There's one case where it becomes mandatory to drop invalid packets: that's to not reject them. This has been recently added to iptables' documentation:

Warning: You should not indiscriminately apply the REJECT target to packets whose connection state is classified as INVALID; instead, you should only DROP these.

Consider a source host transmitting a packet P, with P experiencing so much delay along its path that the source host issues a retransmission, P_2, with P_2 being successful in reaching its destination and advancing the connection state normally. It is conceivable that the late-arriving P may be considered not to be associated with any connection tracking entry. Generating a reject response for a packet so classed would then terminate the healthy connection.

So, instead of:

-A INPUT ... -j REJECT

do consider using:

-A INPUT ... -m conntrack --ctstate INVALID -j DROP
-A INPUT ... -j REJECT

It's exactly the same behaviour when using nftables, since both rely on conntrack. Tools like firewalld always got it correctly and do drop invalid states before doing any reject in their generated rules. Users not knowing about this might not have done so when manually building rules.

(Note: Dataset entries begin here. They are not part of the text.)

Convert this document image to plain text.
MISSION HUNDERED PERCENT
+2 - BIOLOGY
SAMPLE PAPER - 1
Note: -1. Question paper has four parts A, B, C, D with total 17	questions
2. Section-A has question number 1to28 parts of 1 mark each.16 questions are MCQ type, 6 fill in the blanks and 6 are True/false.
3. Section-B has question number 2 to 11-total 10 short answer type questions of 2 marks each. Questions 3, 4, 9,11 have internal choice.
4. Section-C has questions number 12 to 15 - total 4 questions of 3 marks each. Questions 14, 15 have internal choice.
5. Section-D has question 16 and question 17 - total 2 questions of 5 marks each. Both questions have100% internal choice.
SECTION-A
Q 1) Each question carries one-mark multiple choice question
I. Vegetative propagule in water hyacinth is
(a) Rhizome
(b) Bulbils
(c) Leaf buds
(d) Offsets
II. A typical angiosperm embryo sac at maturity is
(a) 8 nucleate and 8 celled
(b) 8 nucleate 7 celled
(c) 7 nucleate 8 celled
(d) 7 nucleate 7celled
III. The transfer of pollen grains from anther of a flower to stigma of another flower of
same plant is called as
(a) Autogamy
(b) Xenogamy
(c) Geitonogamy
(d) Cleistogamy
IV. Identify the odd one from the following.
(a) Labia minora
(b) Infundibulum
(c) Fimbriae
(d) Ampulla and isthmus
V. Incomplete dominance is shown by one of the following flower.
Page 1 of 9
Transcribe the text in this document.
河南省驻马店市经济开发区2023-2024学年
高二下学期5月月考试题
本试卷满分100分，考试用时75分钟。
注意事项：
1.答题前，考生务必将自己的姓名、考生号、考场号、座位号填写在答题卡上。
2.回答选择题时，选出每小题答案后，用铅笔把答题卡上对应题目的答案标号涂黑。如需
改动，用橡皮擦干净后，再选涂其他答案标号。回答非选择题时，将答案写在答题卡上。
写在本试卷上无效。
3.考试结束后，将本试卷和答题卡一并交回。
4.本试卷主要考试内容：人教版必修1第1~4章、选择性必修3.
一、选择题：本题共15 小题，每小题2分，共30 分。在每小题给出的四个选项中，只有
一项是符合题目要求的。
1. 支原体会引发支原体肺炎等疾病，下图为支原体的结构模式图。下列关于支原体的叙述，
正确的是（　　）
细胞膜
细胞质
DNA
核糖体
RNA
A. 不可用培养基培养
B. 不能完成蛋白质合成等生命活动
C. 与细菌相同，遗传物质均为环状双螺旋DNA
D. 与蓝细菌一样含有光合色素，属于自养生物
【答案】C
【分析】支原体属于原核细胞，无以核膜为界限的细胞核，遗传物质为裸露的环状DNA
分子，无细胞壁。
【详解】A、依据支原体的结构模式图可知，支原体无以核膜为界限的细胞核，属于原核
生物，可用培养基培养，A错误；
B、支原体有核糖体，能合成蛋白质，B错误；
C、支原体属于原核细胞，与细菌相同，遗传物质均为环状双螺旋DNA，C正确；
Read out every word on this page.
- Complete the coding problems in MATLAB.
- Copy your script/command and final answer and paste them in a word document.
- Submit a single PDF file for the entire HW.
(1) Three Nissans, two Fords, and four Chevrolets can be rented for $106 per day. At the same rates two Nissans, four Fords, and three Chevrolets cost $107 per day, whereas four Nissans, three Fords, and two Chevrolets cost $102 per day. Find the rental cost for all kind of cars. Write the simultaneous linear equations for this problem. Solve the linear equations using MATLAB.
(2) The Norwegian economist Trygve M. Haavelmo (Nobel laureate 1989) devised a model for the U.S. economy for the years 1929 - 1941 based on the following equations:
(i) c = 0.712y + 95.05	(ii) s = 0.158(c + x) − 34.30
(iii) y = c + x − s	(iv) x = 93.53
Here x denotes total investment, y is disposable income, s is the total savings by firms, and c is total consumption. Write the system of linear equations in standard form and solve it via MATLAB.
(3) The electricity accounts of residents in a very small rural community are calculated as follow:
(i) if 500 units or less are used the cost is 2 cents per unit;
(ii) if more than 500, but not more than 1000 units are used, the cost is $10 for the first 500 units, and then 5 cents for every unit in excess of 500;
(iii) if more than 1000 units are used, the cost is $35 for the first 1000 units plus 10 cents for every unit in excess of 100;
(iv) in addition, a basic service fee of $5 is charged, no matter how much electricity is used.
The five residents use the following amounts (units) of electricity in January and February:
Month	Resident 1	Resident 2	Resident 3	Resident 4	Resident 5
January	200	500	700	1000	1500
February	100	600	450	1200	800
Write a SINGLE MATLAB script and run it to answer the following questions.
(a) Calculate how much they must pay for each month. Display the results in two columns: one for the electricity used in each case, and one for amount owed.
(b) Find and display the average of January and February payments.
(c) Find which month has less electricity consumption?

Just rewriting above with nftables in mind:

Netfilter's conntrack does a lot more checking than people usually think. For example, with TCP flows, it also checks the validity of the sequence numbers with regard to the current TCP window (PDF). When a packet gets delayed (perhaps temporarily routed over Internet to an alternate slower path) it's possible it arrives after such packet got already retransmitted and ACK-ed successfully, thus becoming now out of window and tagged as invalid state. Now consider what happens with these rules (in a type filter hook input chain of a client's firewall hosting no service):

ct state established accept
tcp reject with tcp reset
reject

Such invalid packet (eg: occuring during a lengthy and huge download) will trigger a TCP RST, aborting the download. Worse, if the rule was not on the client system but an equivalent rule was on a firewalling router's forward chain, the administrator of such client system would have no clue about what happened (except maybe seeing some retransmits before the connection fails in captured traffic).

Now with this:

ct state established accept
ct state invalid drop
tcp reject with tcp reset
reject

If you drop such invalid packet, nothing happens, download goes on unaffected. With no firewall rules at all that's what would have done the TCP stack: ignore such packet, not react over it with a TCP RST.

If you don't explicitly drop invalid connections, then nftables will go through the following rules. If there is no matching rule, it will apply the default policy of the chain (which by default is 'accept').

So it depends on what your following rules and default policy are. But if say, one of your rule is to accept incoming packets to port 22, you really want to drop invalid connections first.